In order to spread their destruction, ovarian cancer cells must break free from their tumor home, travel through the fluid in the peritoneal cavity and attach to the outside of the abdominal organs—surfaces that are, by necessity, not sticky.
Despite these challenges, most patients with ovarian cancer are diagnosed after metastasis has begun, resulting in poor patient outcomes. While ovarian cancer is only the 11th-most common form of cancer among women in the United States, it accounts for the fifth-most deaths, according to the Ovarian Cancer Research Fund Alliance.
New research from the lab of Pamela Kreeger, a University of Wisconsin-Madison biomedical engineering professor, has identified one way ovarian cancer cells appear to successfully spread. The work, detailed today in the journal Cancer Research, could lead to new therapies to curb metastasis of these tumors.
“Like most cancers, it’s not the primary tumor that’s usually the problem. It’s the spread of the tumor to nearby organs that leads to serious complications,” Kreeger says. “So if you can slow that process down, it’s possible the patient will live longer and/or have a better quality of life.”
In studying high-grade serous ovarian cancer—the most common but also most aggressive type—Kreeger, postdoctoral fellow Molly Carroll and other lab members have teased out how one type of immune cells helps cancer cells attach in the peritoneal cavity, enabling metastasis. Higher levels of these immune cells, called alternatively activated macrophages, are associated with worse outcomes. But the question remained: Do these macrophages encourage metastasis?
To find out, Kreeger’s team created a micro-culture device that allowed them to bring together the key players: macrophages, cancer cells and mesothelial cells, which line the peritoneal cavity. Experiments revealed macrophages increase tumor cell attachment to the mesothelial cells by making the mesothelial cells stickier.
“For me that was one of those scientific ‘ah ha’ moments—the interactions between the normal cells in our body can influence metastasis. In other words, it’s not all about the tumor cell,” says Kreeger.
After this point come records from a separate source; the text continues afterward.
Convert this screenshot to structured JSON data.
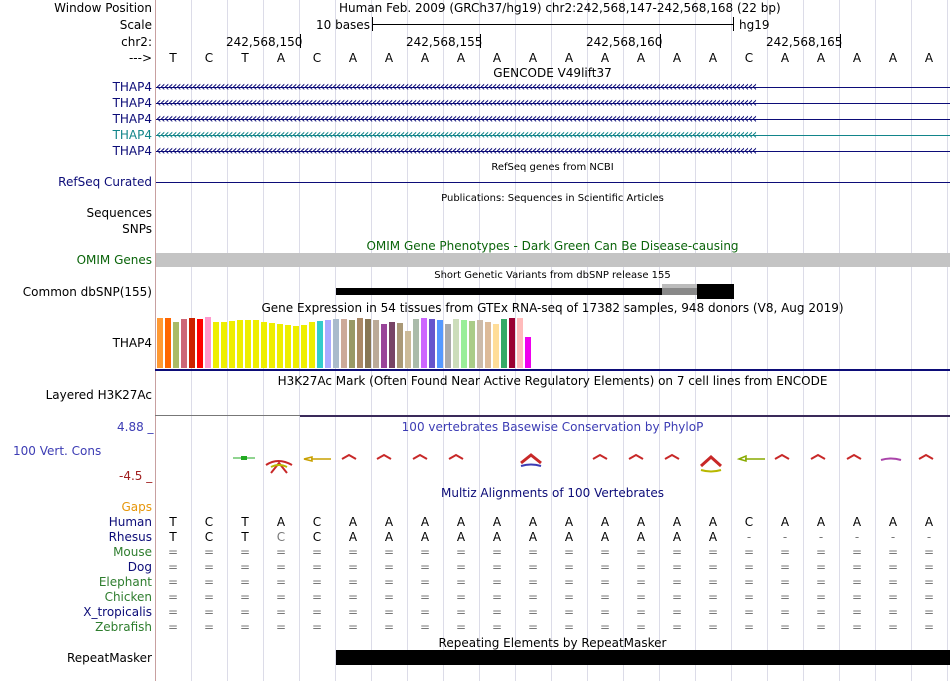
{
  "header": {
    "window_position_label": "Window Position",
    "window_position_value": "Human Feb. 2009 (GRCh37/hg19)   chr2:242,568,147-242,568,168 (22 bp)",
    "scale_label": "Scale",
    "scale_value": "10 bases",
    "scale_assembly": "hg19",
    "chrom_label": "chr2:",
    "strand_label": "--->",
    "positions": [
      "242,568,150",
      "242,568,155",
      "242,568,160",
      "242,568,165"
    ]
  },
  "sequence": [
    "T",
    "C",
    "T",
    "A",
    "C",
    "A",
    "A",
    "A",
    "A",
    "A",
    "A",
    "A",
    "A",
    "A",
    "A",
    "A",
    "C",
    "A",
    "A",
    "A",
    "A",
    "A"
  ],
  "gencode": {
    "title": "GENCODE V49lift37",
    "tracks": [
      {
        "label": "THAP4",
        "color": "#0c0c78"
      },
      {
        "label": "THAP4",
        "color": "#0c0c78"
      },
      {
        "label": "THAP4",
        "color": "#0c0c78"
      },
      {
        "label": "THAP4",
        "color": "#12858a"
      },
      {
        "label": "THAP4",
        "color": "#0c0c78"
      }
    ]
  },
  "refseq": {
    "title": "RefSeq genes from NCBI",
    "label": "RefSeq Curated"
  },
  "publications": {
    "title": "Publications: Sequences in Scientific Articles",
    "label": "Sequences"
  },
  "snps_label": "SNPs",
  "omim": {
    "title": "OMIM Gene Phenotypes - Dark Green Can Be Disease-causing",
    "label": "OMIM Genes"
  },
  "dbsnp": {
    "title": "Short Genetic Variants from dbSNP release 155",
    "label": "Common dbSNP(155)"
  },
  "gtex": {
    "title": "Gene Expression in 54 tissues from GTEx RNA-seq of 17382 samples, 948 donors (V8, Aug 2019)",
    "label": "THAP4",
    "bar_colors": [
      "#ff9933",
      "#ff6600",
      "#aabb66",
      "#cc6677",
      "#cc2200",
      "#ff0000",
      "#ff99cc",
      "#eeee00",
      "#eeee00",
      "#eeee00",
      "#eeee00",
      "#eeee00",
      "#eeee00",
      "#eeee00",
      "#eeee00",
      "#eeee00",
      "#eeee00",
      "#eeee00",
      "#eeee00",
      "#eeee00",
      "#33cccc",
      "#aaaaff",
      "#aabbcc",
      "#ccaa99",
      "#999966",
      "#aa8866",
      "#887755",
      "#bbaa99",
      "#994499",
      "#774466",
      "#aa9977",
      "#ccbb99",
      "#aabbaa",
      "#cc66ff",
      "#6655cc",
      "#5599ff",
      "#aaaaaa",
      "#ccddbb",
      "#99ee99",
      "#aacc88",
      "#ccbbaa",
      "#ddbb99",
      "#ffdd99",
      "#33aa66",
      "#990033",
      "#ffbbbb",
      "#ee00ee"
    ],
    "bar_values": [
      50,
      50,
      46,
      49,
      50,
      49,
      51,
      46,
      46,
      47,
      48,
      48,
      48,
      46,
      45,
      44,
      43,
      42,
      43,
      46,
      47,
      48,
      49,
      49,
      48,
      50,
      49,
      48,
      44,
      46,
      45,
      37,
      49,
      50,
      49,
      48,
      44,
      49,
      48,
      47,
      48,
      46,
      44,
      49,
      50,
      50,
      31
    ]
  },
  "h3k27ac": {
    "title": "H3K27Ac Mark (Often Found Near Active Regulatory Elements) on 7 cell lines from ENCODE",
    "label": "Layered H3K27Ac"
  },
  "conservation": {
    "title": "100 vertebrates Basewise Conservation by PhyloP",
    "label": "100 Vert. Cons",
    "max_label": "4.88 _",
    "min_label": "-4.5 _"
  },
  "multiz": {
    "title": "Multiz Alignments of 100 Vertebrates",
    "gaps_label": "Gaps",
    "species": [
      {
        "name": "Human",
        "color": "#0c0c78",
        "seq": [
          "T",
          "C",
          "T",
          "A",
          "C",
          "A",
          "A",
          "A",
          "A",
          "A",
          "A",
          "A",
          "A",
          "A",
          "A",
          "A",
          "C",
          "A",
          "A",
          "A",
          "A",
          "A"
        ]
      },
      {
        "name": "Rhesus",
        "color": "#0c0c78",
        "seq": [
          "T",
          "C",
          "T",
          "C",
          "C",
          "A",
          "A",
          "A",
          "A",
          "A",
          "A",
          "A",
          "A",
          "A",
          "A",
          "A",
          "-",
          "-",
          "-",
          "-",
          "-",
          "-"
        ]
      },
      {
        "name": "Mouse",
        "color": "#2e7d2e",
        "seq": [
          "=",
          "=",
          "=",
          "=",
          "=",
          "=",
          "=",
          "=",
          "=",
          "=",
          "=",
          "=",
          "=",
          "=",
          "=",
          "=",
          "=",
          "=",
          "=",
          "=",
          "=",
          "="
        ]
      },
      {
        "name": "Dog",
        "color": "#0c0c78",
        "seq": [
          "=",
          "=",
          "=",
          "=",
          "=",
          "=",
          "=",
          "=",
          "=",
          "=",
          "=",
          "=",
          "=",
          "=",
          "=",
          "=",
          "=",
          "=",
          "=",
          "=",
          "=",
          "="
        ]
      },
      {
        "name": "Elephant",
        "color": "#2e7d2e",
        "seq": [
          "=",
          "=",
          "=",
          "=",
          "=",
          "=",
          "=",
          "=",
          "=",
          "=",
          "=",
          "=",
          "=",
          "=",
          "=",
          "=",
          "=",
          "=",
          "=",
          "=",
          "=",
          "="
        ]
      },
      {
        "name": "Chicken",
        "color": "#2e7d2e",
        "seq": [
          "=",
          "=",
          "=",
          "=",
          "=",
          "=",
          "=",
          "=",
          "=",
          "=",
          "=",
          "=",
          "=",
          "=",
          "=",
          "=",
          "=",
          "=",
          "=",
          "=",
          "=",
          "="
        ]
      },
      {
        "name": "X_tropicalis",
        "color": "#0c0c78",
        "seq": [
          "=",
          "=",
          "=",
          "=",
          "=",
          "=",
          "=",
          "=",
          "=",
          "=",
          "=",
          "=",
          "=",
          "=",
          "=",
          "=",
          "=",
          "=",
          "=",
          "=",
          "=",
          "="
        ]
      },
      {
        "name": "Zebrafish",
        "color": "#2e7d2e",
        "seq": [
          "=",
          "=",
          "=",
          "=",
          "=",
          "=",
          "=",
          "=",
          "=",
          "=",
          "=",
          "=",
          "=",
          "=",
          "=",
          "=",
          "=",
          "=",
          "=",
          "=",
          "=",
          "="
        ]
      }
    ]
  },
  "repeatmasker": {
    "title": "Repeating Elements by RepeatMasker",
    "label": "RepeatMasker"
  },
  "colors": {
    "navy": "#0c0c78",
    "omim_green": "#0a640a",
    "gaps_orange": "#e6960a",
    "cons_blue": "#3c3cb4",
    "cons_red": "#a01e1e"
  }
}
But which of the 25 proteins the team detected in the co-culture device was responsible for this effect? Computational modeling revealed the culprit. The macrophages produce a protein called MIP-1β, which causes the mesothelial cells to produce more of an adhesion protein called P-selectin. P-selectin, in turn, allows the cancer cells to stick.
A preliminary experiment in mice validated those results, while human samples—obtained through collaborators in the UW-Madison School of Medicine and Public Health—showed that patients with ovarian cancer had higher levels of MIP-1β and P-selectin.
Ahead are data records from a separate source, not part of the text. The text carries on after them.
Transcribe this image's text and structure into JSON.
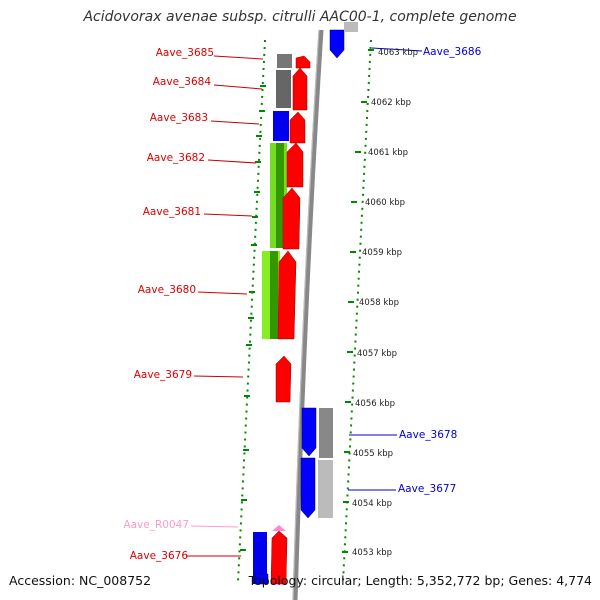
{
  "title": "Acidovorax avenae subsp. citrulli AAC00-1, complete genome",
  "accession": "Accession: NC_008752",
  "stats": "Topology: circular; Length: 5,352,772 bp; Genes: 4,774",
  "colors": {
    "forward_gene": "#ff0000",
    "reverse_gene": "#0000ff",
    "rna_gene": "#ff88cc",
    "cog_gray": "#777777",
    "cog_light_gray": "#bbbbbb",
    "cog_green": "#66cc00",
    "scale_dots": "#008800"
  },
  "scale_ticks": [
    "4063 kbp",
    "4062 kbp",
    "4061 kbp",
    "4060 kbp",
    "4059 kbp",
    "4058 kbp",
    "4057 kbp",
    "4056 kbp",
    "4055 kbp",
    "4054 kbp",
    "4053 kbp"
  ],
  "left_genes": [
    {
      "label": "Aave_3685",
      "color": "#dd0000"
    },
    {
      "label": "Aave_3684",
      "color": "#dd0000"
    },
    {
      "label": "Aave_3683",
      "color": "#dd0000"
    },
    {
      "label": "Aave_3682",
      "color": "#dd0000"
    },
    {
      "label": "Aave_3681",
      "color": "#dd0000"
    },
    {
      "label": "Aave_3680",
      "color": "#dd0000"
    },
    {
      "label": "Aave_3679",
      "color": "#dd0000"
    },
    {
      "label": "Aave_R0047",
      "color": "#ff99cc"
    },
    {
      "label": "Aave_3676",
      "color": "#dd0000"
    }
  ],
  "right_genes": [
    {
      "label": "Aave_3686",
      "color": "#0000cc"
    },
    {
      "label": "Aave_3678",
      "color": "#0000cc"
    },
    {
      "label": "Aave_3677",
      "color": "#0000cc"
    }
  ]
}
The good news: There are already several existing drugs, developed for other diseases, that could prove useful. Maraviroc, which is used to treat HIV, inhibits the receptor for MIP-1β, while two different drugs that target P-selectin are in clinical trials for blood disorders.
“We’re interested in pursuing multiple avenues, because it’s possible one will work better than another,” says Kreeger, whose group has filed a provisional patent on the findings with the Wisconsin Alumni Research Foundation. “It’s also possible one will have more tolerable side effects than another.”
Kreeger will use a recently awarded grant from the Rivkin Center for Ovarian Cancer to further validate the findings in long-term experiments in mice in order to set the stage for pre-clinical testing of drug treatments.
Carroll, the first author on the paper, says being able to target another aspect of the cancer’s spread beyond combatting tumor growth with chemotherapy opens new avenues for treatment.